• # question_answer The acid catalyzed hydrolysis of an organic, compound 'A' at $30{}^\circ C$ has a time for half change of 100 minute when carried out in a buffer solution at $(pH=5)$ and 10 minute when carried out at $(pH=4)$. Both times of half change are independent of the initial concentration of A. If rate constant K is defined by $\frac{-d[A]}{dt}=K{{[A]}^{a}}{{[{{H}^{+}}]}^{b}},$ the values of a and b respectively are A) 1, 1   B) 1, 2 C) 0, 1                   D) 1, 0

 During any experiment, pH is constant, hence $\frac{-d[A]}{dt}=K'{{[A]}^{a}}$ where $K'=K{{[{{H}^{+}}]}^{b}}$ As ${{t}_{1/2}}$ is independent of initial conc.
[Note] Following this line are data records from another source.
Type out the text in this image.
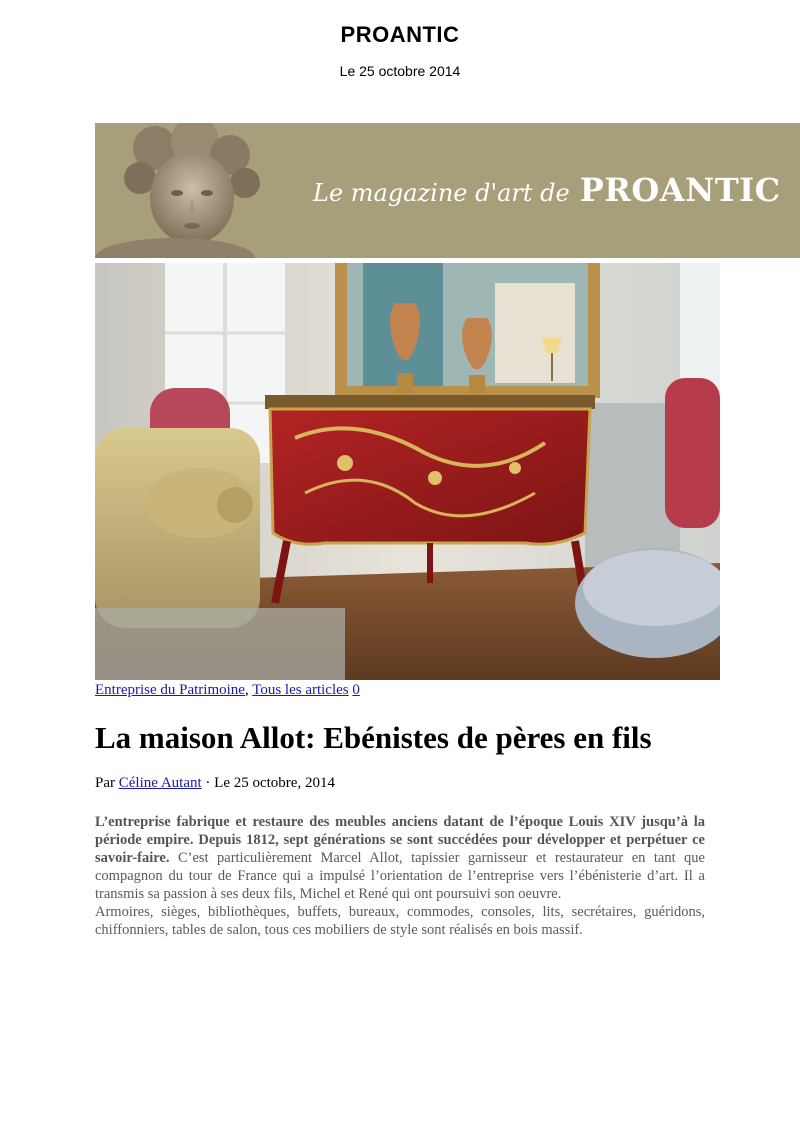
PROANTIC
Le 25 octobre 2014
Le magazine d'art de PROANTIC
Entreprise du Patrimoine, Tous les articles 0
La maison Allot: Ebénistes de pères en fils
Par Céline Autant · Le 25 octobre, 2014

L’entreprise fabrique et restaure des meubles anciens datant de l’époque Louis XIV jusqu’à la période empire. Depuis 1812, sept générations se sont succédées pour développer et perpétuer ce savoir-faire. C’est particulièrement Marcel Allot, tapissier garnisseur et restaurateur en tant que compagnon du tour de France qui a impulsé l’orientation de l’entreprise vers l’ébénisterie d’art. Il a transmis sa passion à ses deux fils, Michel et René qui ont poursuivi son oeuvre.

Armoires, sièges, bibliothèques, buffets, bureaux, commodes, consoles, lits, secrétaires, guéridons, chiffonniers, tables de salon, tous ces mobiliers de style sont réalisés en bois massif.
So $a=1$ Also K' can be given by $=\frac{0.693}{{{t}_{1/2}}}$ $\frac{{{({{t}_{1/2}})}_{1}}}{{{({{t}_{1/2}})}_{2}}}=\frac{K_{2}^{'}}{K_{1}^{'}}=\frac{K[{{H}^{+}}]_{2}^{b}}{K[{{H}^{+}}]_{1}^{b}}=\frac{[{{H}^{+}}]_{2}^{b}}{[{{H}^{+}}]_{1}^{b}}$ Now $\frac{100}{10}=\left( \frac{{{10}^{-4}}}{{{10}^{-5}}} \right)\text{or}\,b=1$